Então, nas primeiras horas do dia 21, o caixão do Patriarca estava pronto para levá-lo na última viagem à Capela de Nossa Senhora do Perpétuo Socorro onde sua mãe, uma irmã e Maria de Araújo já descansavam. 60 mil pessoas e quase uma dúzia de padres provenientes das cidades do Vale acompanharam o cortejo; decorreram 4 horas até os fiéis enlutados e os padres chegassem a seu destino, a apenas alguns quarteirões da casa do clérigo, hoje “Museu do Padre Cícero”. Ao meio dia, a missa solene foi entoada e a lousa de mármore baixou sobre a sepultura que havia sido cavada no santuário da capela, próximo ao altar.

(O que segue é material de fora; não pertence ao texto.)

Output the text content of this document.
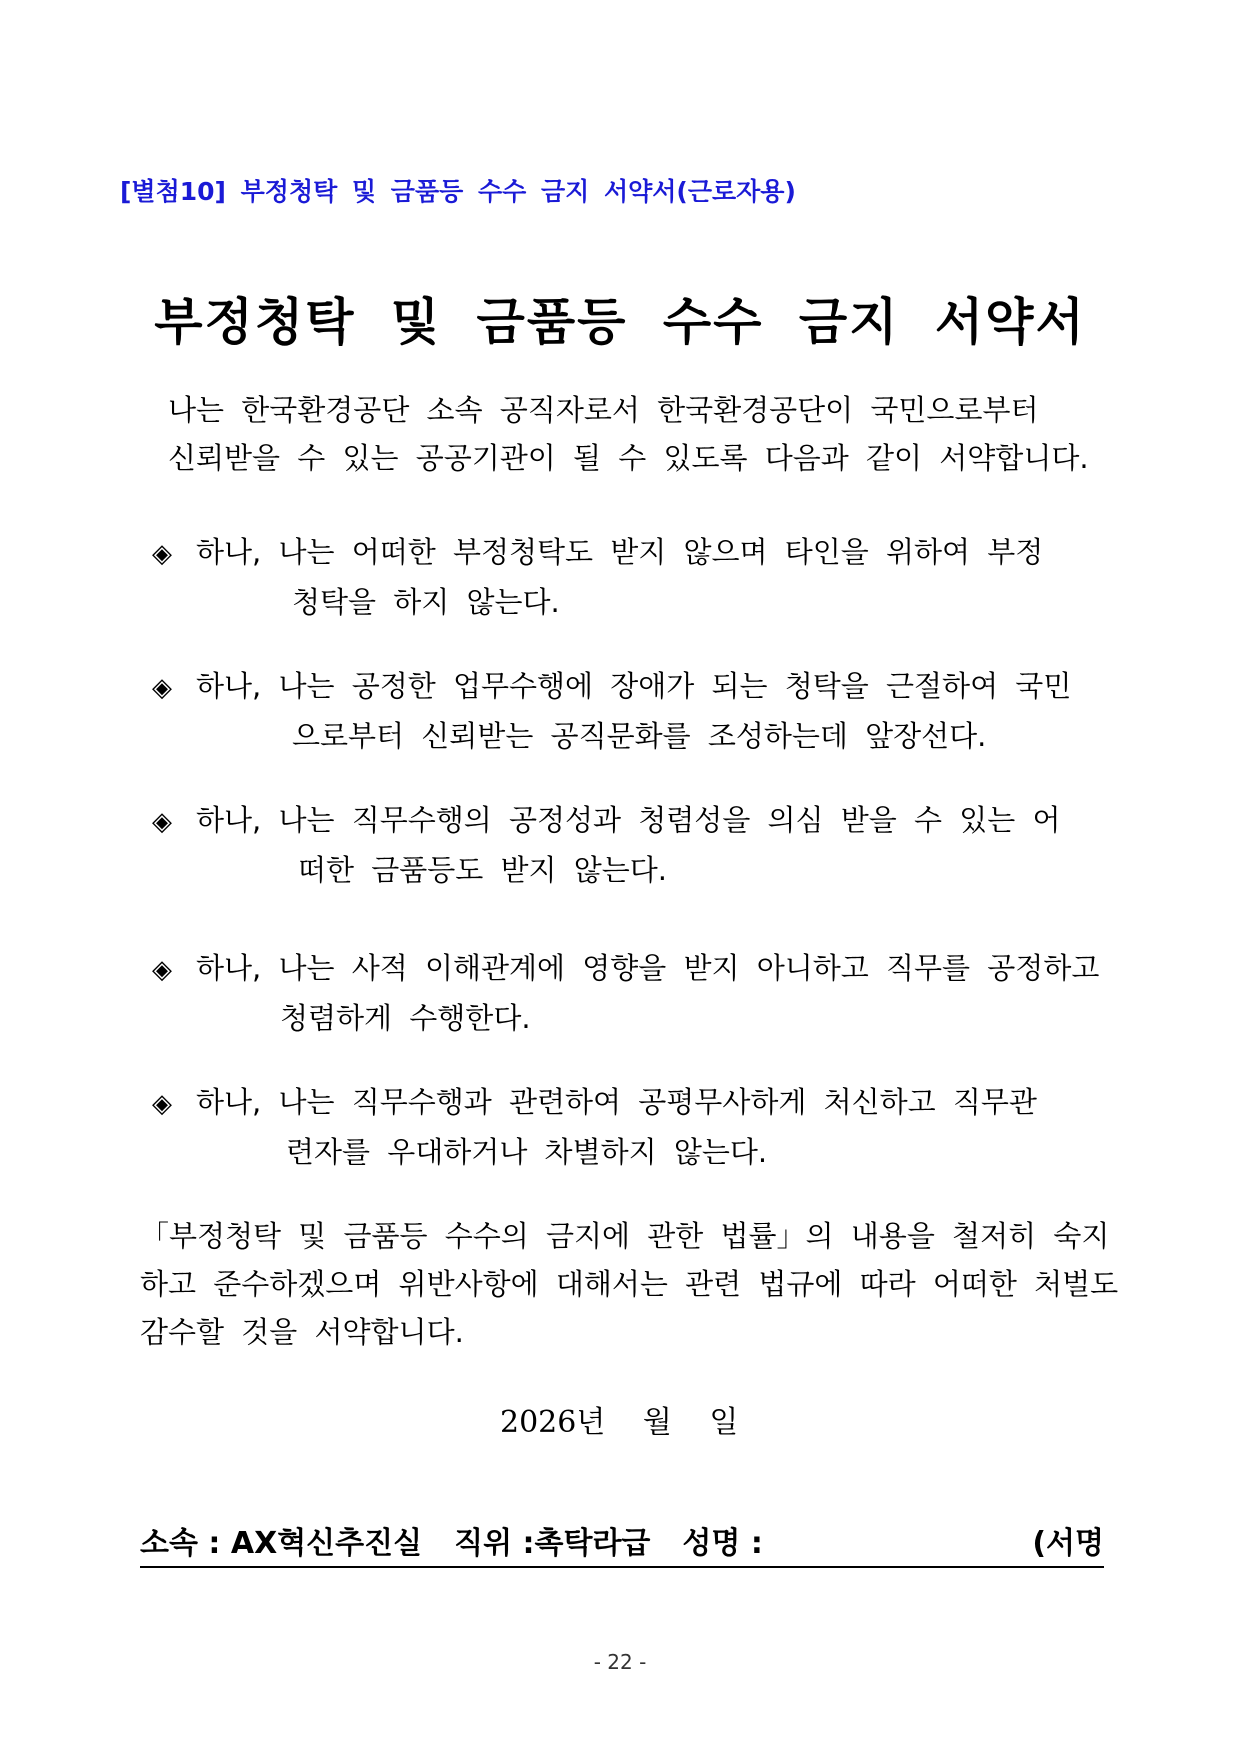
[별첨10] 부정청탁 및 금품등 수수 금지 서약서(근로자용)
부정청탁 및 금품등 수수 금지 서약서
나는 한국환경공단 소속 공직자로서 한국환경공단이 국민으로부터
신뢰받을 수 있는 공공기관이 될 수 있도록 다음과 같이 서약합니다.
◈ 하나, 나는 어떠한 부정청탁도 받지 않으며 타인을 위하여 부정
청탁을 하지 않는다.
◈ 하나, 나는 공정한 업무수행에 장애가 되는 청탁을 근절하여 국민
으로부터 신뢰받는 공직문화를 조성하는데 앞장선다.
◈ 하나, 나는 직무수행의 공정성과 청렴성을 의심 받을 수 있는 어
떠한 금품등도 받지 않는다.
◈ 하나, 나는 사적 이해관계에 영향을 받지 아니하고 직무를 공정하고
청렴하게 수행한다.
◈ 하나, 나는 직무수행과 관련하여 공평무사하게 처신하고 직무관
련자를 우대하거나 차별하지 않는다.
「부정청탁 및 금품등 수수의 금지에 관한 법률」의 내용을 철저히 숙지
하고 준수하겠으며 위반사항에 대해서는 관련 법규에 따라 어떠한 처벌도
감수할 것을 서약합니다.
2026년 월 일
소속 : AX혁신추진실 직위 :촉탁라급 성명 :	(서명
- 22 -
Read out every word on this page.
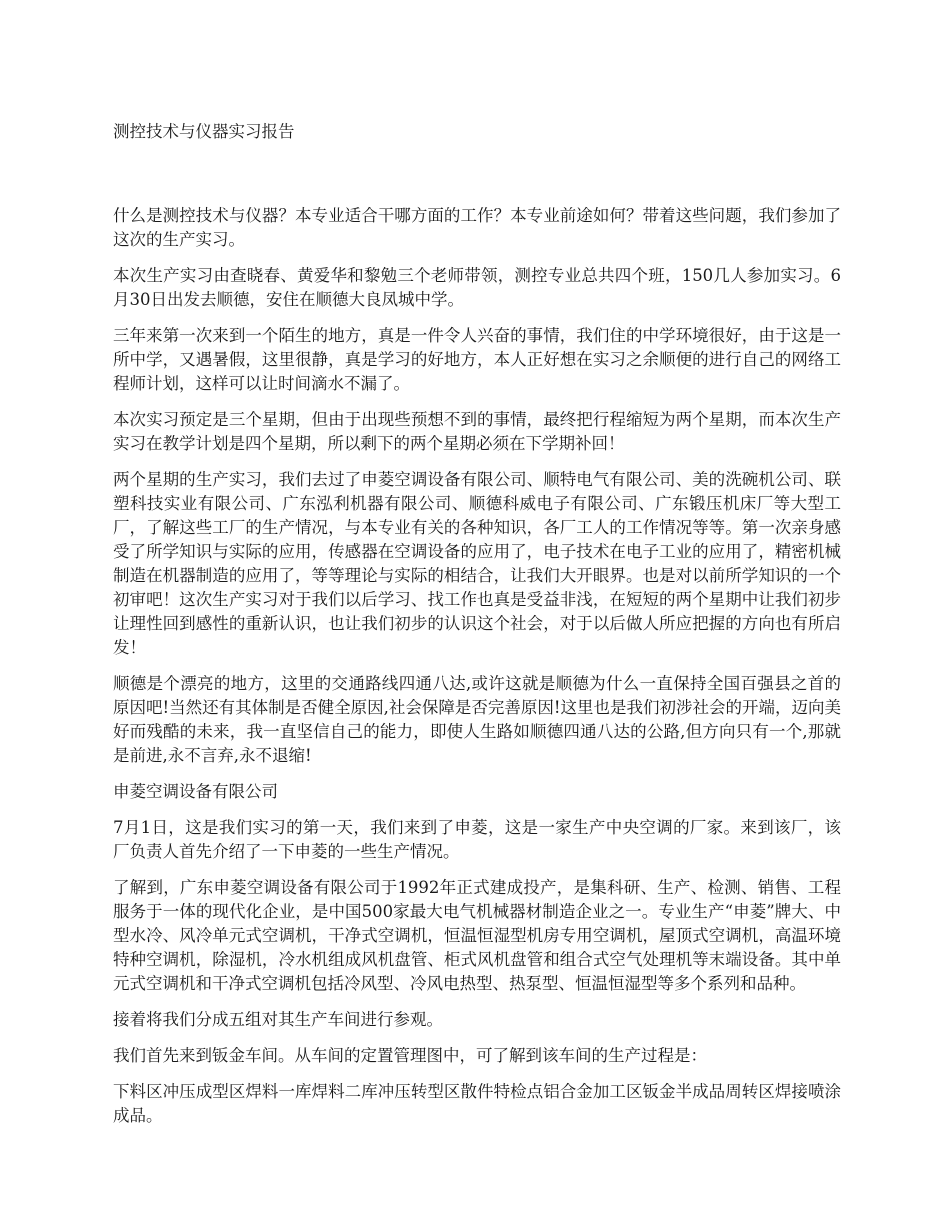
测控技术与仪器实习报告

什么是测控技术与仪器？本专业适合干哪方面的工作？本专业前途如何？带着这些问题，我们参加了这次的生产实习。

本次生产实习由查晓春、黄爱华和黎勉三个老师带领，测控专业总共四个班，150几人参加实习。6月30日出发去顺德，安住在顺德大良凤城中学。

三年来第一次来到一个陌生的地方，真是一件令人兴奋的事情，我们住的中学环境很好，由于这是一所中学，又遇暑假，这里很静，真是学习的好地方，本人正好想在实习之余顺便的进行自己的网络工程师计划，这样可以让时间滴水不漏了。

本次实习预定是三个星期，但由于出现些预想不到的事情，最终把行程缩短为两个星期，而本次生产实习在教学计划是四个星期，所以剩下的两个星期必须在下学期补回！

两个星期的生产实习，我们去过了申菱空调设备有限公司、顺特电气有限公司、美的洗碗机公司、联塑科技实业有限公司、广东泓利机器有限公司、顺德科威电子有限公司、广东锻压机床厂等大型工厂，了解这些工厂的生产情况，与本专业有关的各种知识，各厂工人的工作情况等等。第一次亲身感受了所学知识与实际的应用，传感器在空调设备的应用了，电子技术在电子工业的应用了，精密机械制造在机器制造的应用了，等等理论与实际的相结合，让我们大开眼界。也是对以前所学知识的一个初审吧！这次生产实习对于我们以后学习、找工作也真是受益非浅，在短短的两个星期中让我们初步让理性回到感性的重新认识，也让我们初步的认识这个社会，对于以后做人所应把握的方向也有所启发！

顺德是个漂亮的地方，这里的交通路线四通八达,或许这就是顺德为什么一直保持全国百强县之首的原因吧!当然还有其体制是否健全原因,社会保障是否完善原因!这里也是我们初涉社会的开端，迈向美好而残酷的未来，我一直坚信自己的能力，即使人生路如顺德四通八达的公路,但方向只有一个,那就是前进,永不言弃,永不退缩!

申菱空调设备有限公司

7月1日，这是我们实习的第一天，我们来到了申菱，这是一家生产中央空调的厂家。来到该厂，该厂负责人首先介绍了一下申菱的一些生产情况。

了解到，广东申菱空调设备有限公司于1992年正式建成投产，是集科研、生产、检测、销售、工程服务于一体的现代化企业，是中国500家最大电气机械器材制造企业之一。专业生产“申菱”牌大、中型水冷、风冷单元式空调机，干净式空调机，恒温恒湿型机房专用空调机，屋顶式空调机，高温环境特种空调机，除湿机，冷水机组成风机盘管、柜式风机盘管和组合式空气处理机等末端设备。其中单元式空调机和干净式空调机包括冷风型、冷风电热型、热泵型、恒温恒湿型等多个系列和品种。

接着将我们分成五组对其生产车间进行参观。

我们首先来到钣金车间。从车间的定置管理图中，可了解到该车间的生产过程是：

下料区冲压成型区焊料一库焊料二库冲压转型区散件特检点铝合金加工区钣金半成品周转区焊接喷涂成品。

O Patriarca morrera. Na mente de alguns dos mais importantes moradores e comerciantes da cidade, assim também Juazeiro. Os pessimistas começaram a cerrar as portas de suas lojas e a abandonar a cidade cujos verdes campos eles pensavam que iriam fenecer. Não há dúvida de que a estátua do clérigo em tamanho natural, erguida na Praça da Liberdade, em 1925, era um pobre substituto do Patriarca. Mas, não obstante os pessimistas, os romeiros continuaram a chegar. Na sua perene miséria, muitos acreditavam, e ainda acreditam, que o Padre Cícero voltará em breve! Enquanto aguardavam e graças ao seu labor, a outrora insignificante aldeia continuou a crescer. Sua população engloba na data em que escrevemos, cerca de mais de 80 mil almas. Floresce sua indústria algodoeira, suas escolas aumentam, novas fábricas são instaladas e até a hierarquia eclesiástica reconciliou-se com os “fanáticos” miseráveis, sobre os quais a justiça ainda está por luzir.

Com efeito, até que os pobres herdem a terra ou, melhor, até que os pobres exijam e obtenham o que de direito Ihes pertencem, Juazeiro – com a promissão passada e presente de um milagre – parece fadado a continuar sendo o pouso mais procurado do Nordeste brasileiro.